Food & Non-Alcoholic Beverages increased by an average of 1.4% during the quarter. On the other hand, cost of Transportation dropped by 9.9% on average and costs of Housing, Water, Electricity, Gas & Other Fuels decreased by 3.2% on average.

Private consumption contracted by 3.4% during the fourth quarter of 2020 and although online retail spending climbed higher, overall household spending slowed due to restricted movement in many states of Malaysia.

The Consumer Sentiment Index (by MIER) fell to 85.2 points during the last quarter of 2020. It had been below the 100-point confidence threshold for 9 consecutive quarters. Malaysians were very concerned about their future income and job prospects due to prolonged COVID-19 pandemic.

Malaysia’s unemployment rate during the fourth quarter of 2020 worsened slightly to 4.8%. 

RETAIL SUB-SECTORS’ SALES COMPARISON

During the fourth quarter of 2020, the performances of almost all retail sub-sectors remained poor.

The business of Department Store cum Supermarket sub-sector declined sharply during the last 3 months of 2020, with a negative growth rate of 26.8%. For the entire year, it recorded a weak performance of -18.7%. 

The Other Specialty Stores sub-sector (including photoshop, second-hand goods’ store, fitness equipment store, optical store, shop selling baking ingredients, store retailing musical instruments, arts & crafts store as well as TV shopping channel) reported a negative growth rate of 5.2% during the fourth quarter of 2020. For the entire year, its growth rate was  -11.7%. 

Food & Beverage Outlets (Cafe and Restaurant) were allowed to open throughout the COVID-19 pandemic. Nevertheless, its business still recorded a negative growth rate of 18.8% as compared to the same quarter a year ago. For the Year 2020, the business of this sub-sector reported a decline of 12.8% in terms of growth rate.

For Food & Beverage Outlets (Kiosk and Stall) that focused on take-away and delivery, its business did not fare as well. For the last quarter of 2020, its sale dropped by 14.9%. For the entire year, its sales fell by 18.3%.

NEXT 3 MONTHS’ FORECAST

Members of the two retailers’ associations estimate an average growth rate of -13.4% during the first quarter of 2021. Movement Control Order (MCO) and CMCO in almost all states of Malaysia during the first 2 months of 2021 has affected almost all types of retail businesses.

The department store cum supermarket operators are hopeful of better performance during the first quarter of this year. For this quarter, it expects the business contraction to be smaller at -9.1%.

On the other hand, the department store operators do not anticipate a recovery so soon. This retail sub-sector is expected to suffer with another double-digit negative growth rate of 47.4% for the first 3-month period of this year. 

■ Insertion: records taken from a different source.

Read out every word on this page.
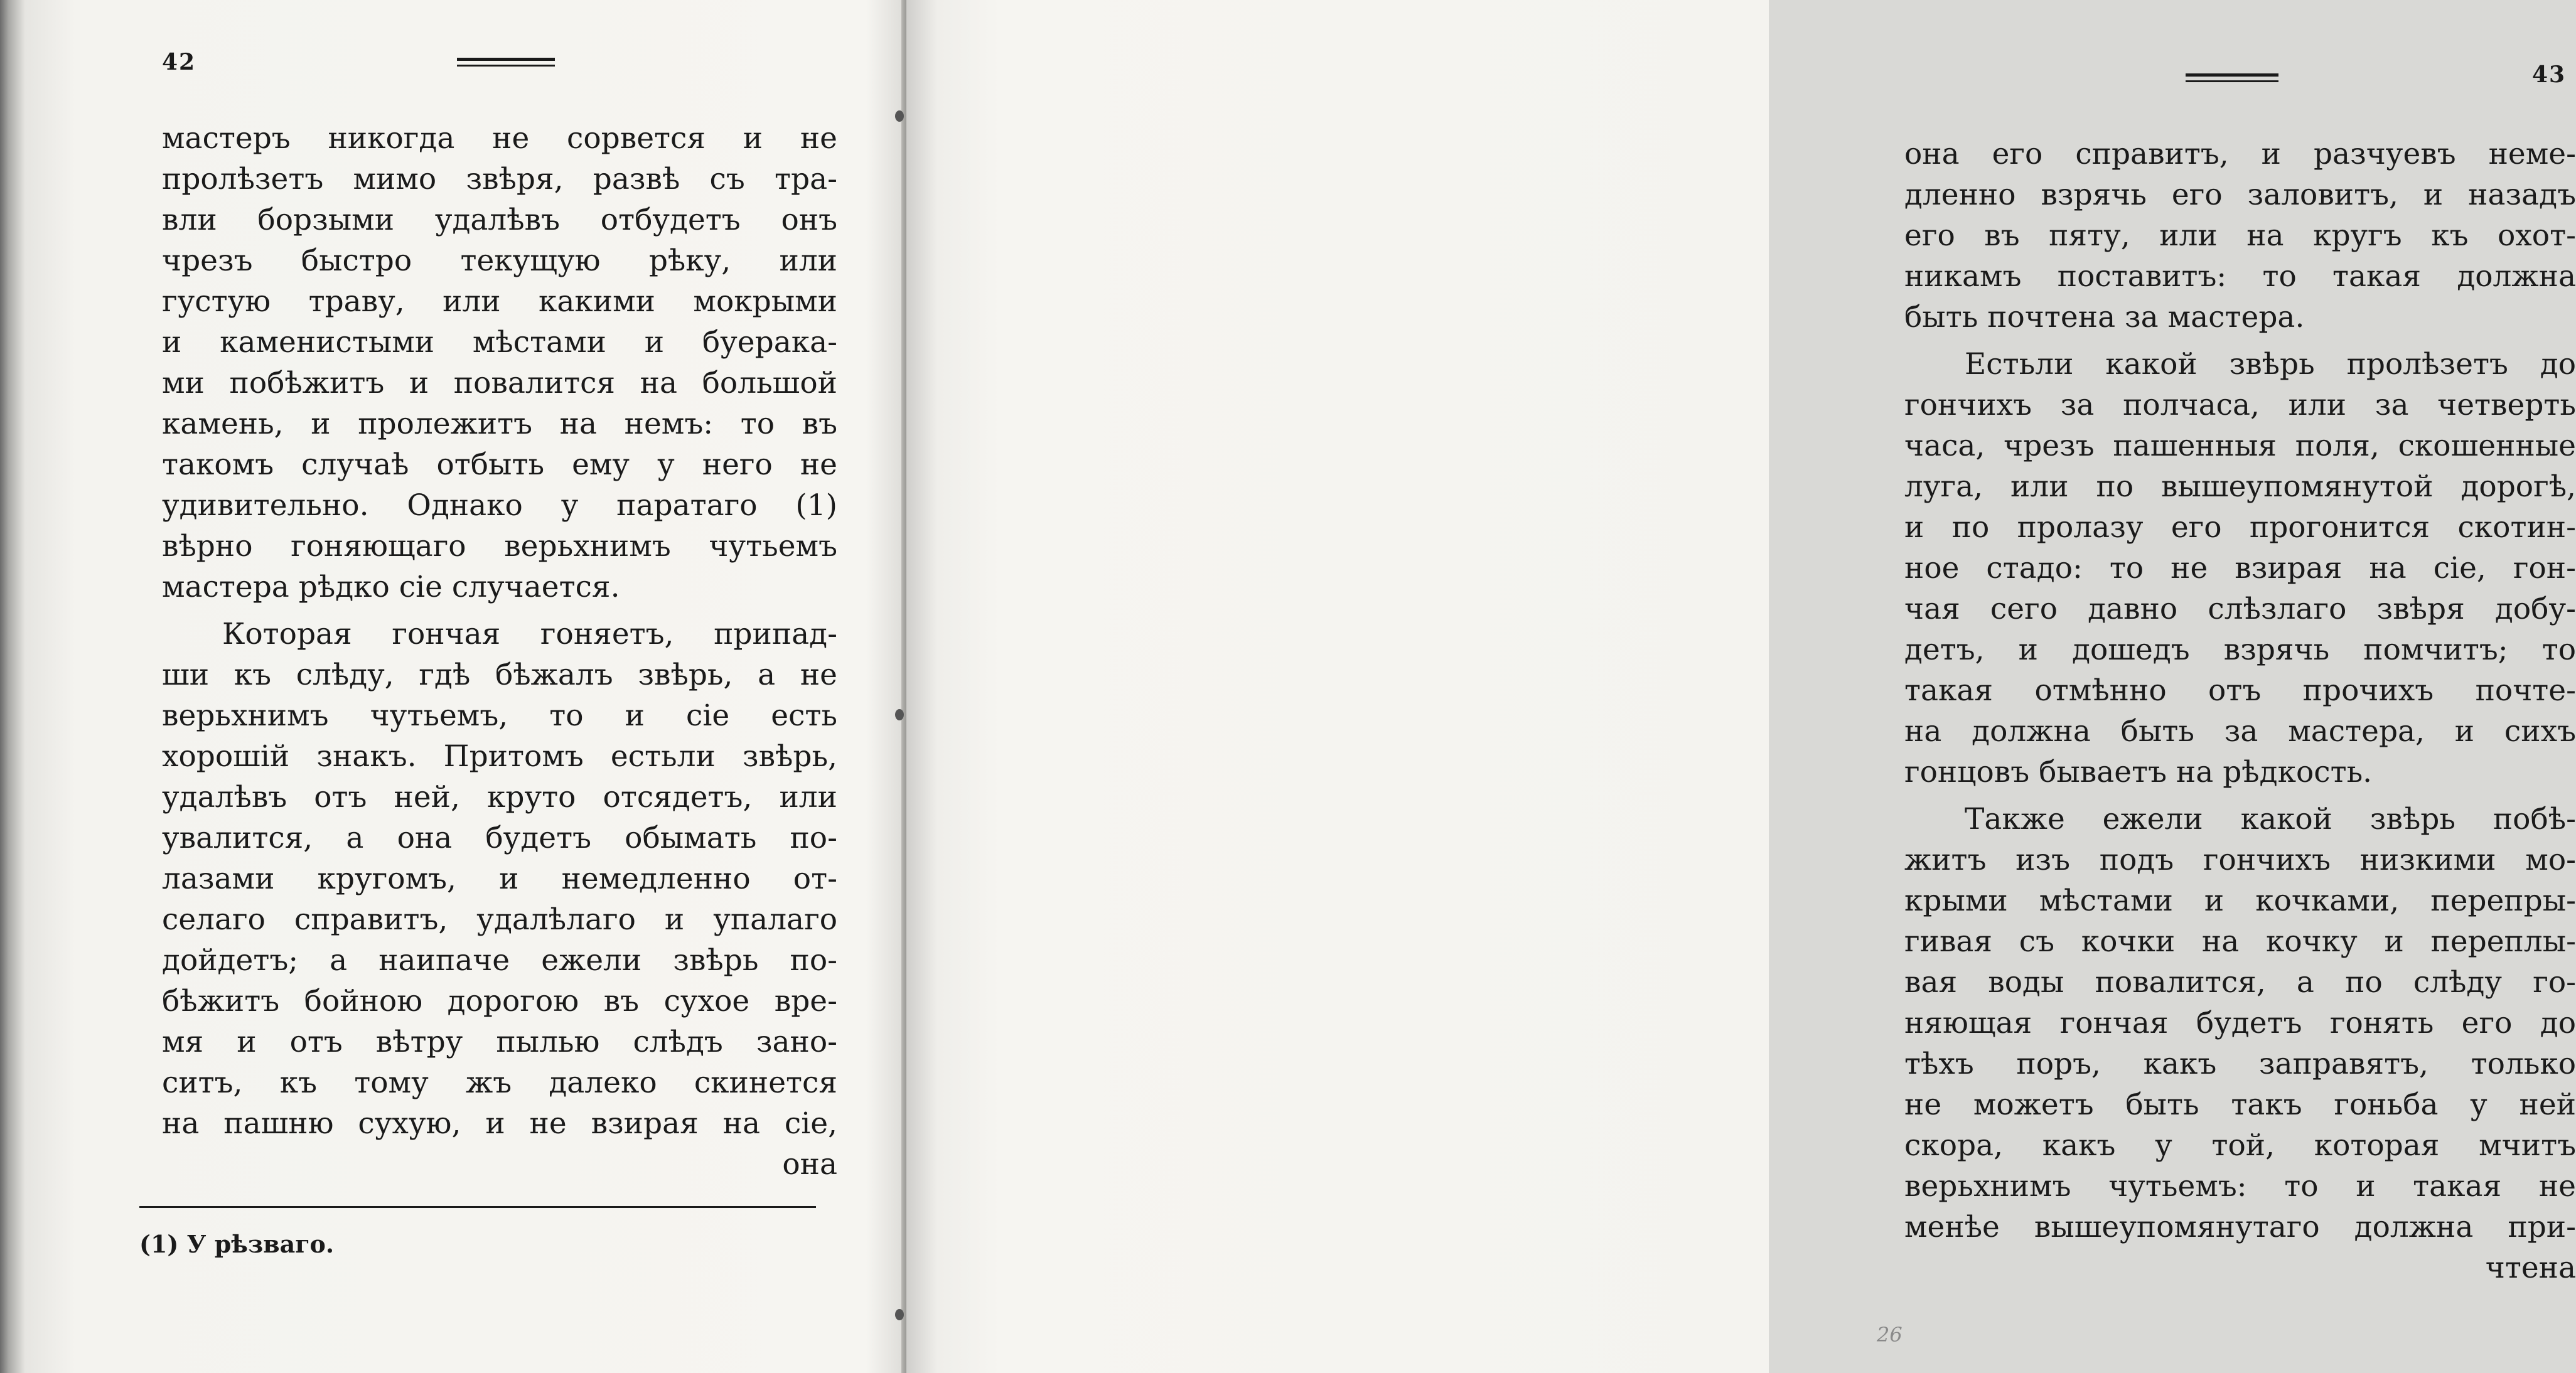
42
мастеръ никогда не сорвется и не
пролѣзетъ мимо звѣря, развѣ съ тра-
вли борзыми удалѣвъ отбудетъ онъ
чрезъ быстро текущую рѣку, или
густую траву, или какими мокрыми
и каменистыми мѣстами и буерака-
ми побѣжитъ и повалится на большой
камень, и пролежитъ на немъ: то въ
такомъ случаѣ отбыть ему у него не
удивительно. Однако у паратаго (1)
вѣрно гоняющаго верьхнимъ чутьемъ
мастера рѣдко сіе случается.
Которая гончая гоняетъ, припад-
ши къ слѣду, гдѣ бѣжалъ звѣрь, а не
верьхнимъ чутьемъ, то и сіе есть
хорошій знакъ. Притомъ естьли звѣрь,
удалѣвъ отъ ней, круто отсядетъ, или
увалится, а она будетъ обымать по-
лазами кругомъ, и немедленно от-
селаго справитъ, удалѣлаго и упалаго
дойдетъ; а наипаче ежели звѣрь по-
бѣжитъ бойною дорогою въ сухое вре-
мя и отъ вѣтру пылью слѣдъ зано-
ситъ, къ тому жъ далеко скинется
на пашню сухую, и не взирая на сіе,
она
(1) У рѣзваго.
43
она его справитъ, и разчуевъ неме-
дленно взрячь его заловитъ, и назадъ
его въ пяту, или на кругъ къ охот-
никамъ поставитъ: то такая должна
быть почтена за мастера.
Естьли какой звѣрь пролѣзетъ до
гончихъ за полчаса, или за четверть
часа, чрезъ пашенныя поля, скошенные
луга, или по вышеупомянутой дорогѣ,
и по пролазу его прогонится скотин-
ное стадо: то не взирая на сіе, гон-
чая сего давно слѣзлаго звѣря добу-
детъ, и дошедъ взрячь помчитъ; то
такая отмѣнно отъ прочихъ почте-
на должна быть за мастера, и сихъ
гонцовъ бываетъ на рѣдкость.
Также ежели какой звѣрь побѣ-
житъ изъ подъ гончихъ низкими мо-
крыми мѣстами и кочками, перепры-
гивая съ кочки на кочку и переплы-
вая воды повалится, а по слѣду го-
няющая гончая будетъ гонять его до
тѣхъ поръ, какъ заправятъ, только
не можетъ быть такъ гоньба у ней
скора, какъ у той, которая мчитъ
верьхнимъ чутьемъ: то и такая не
менѣе вышеупомянутаго должна при-
чтена
26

Similarly, supermarket and hypermarket operators do not foresee their businesses to return to black during the first quarter of 2021. They anticipate their businesses to record another negative growth of 14.0% during this period.

Similarly, food and beverage kiosk and stall operators are not optimistic of their business performance during the first quarter of 2021. They expect sales to weaken by 14.8%.

THE YEAR 2021

In November last year, Retail Group Malaysia (RGM) projected a 4.9% growth rate in retail sales for 2021. However, this projection is no longer valid due to the re-implementation of MCO in the first 2 months of this year. 

RGM has revised its growth rate projection downwards from 4.9% to 4.1% for the whole year of 2021.

This latest revision is also based on other factors of consideration. 

More retail businesses will be allowed to open from March 2020. Nevertheless, movement restrictions continue to affect shopping traffic throughout the country.

Interstate travel ban is expected to be enforced for a longer period of time and it has been affecting domestic tourism spending.

The return of foreign tourists will be slow and gradual. Travel bubbles with selected countries will likely begin towards the end of this year.

Vaccination on the majority of the population will take a while. Thus, movement restrictions and social distancing measures will remain until the end of this year.

For this entire year, consumers’ spending is not expected to recover back to 2019 level.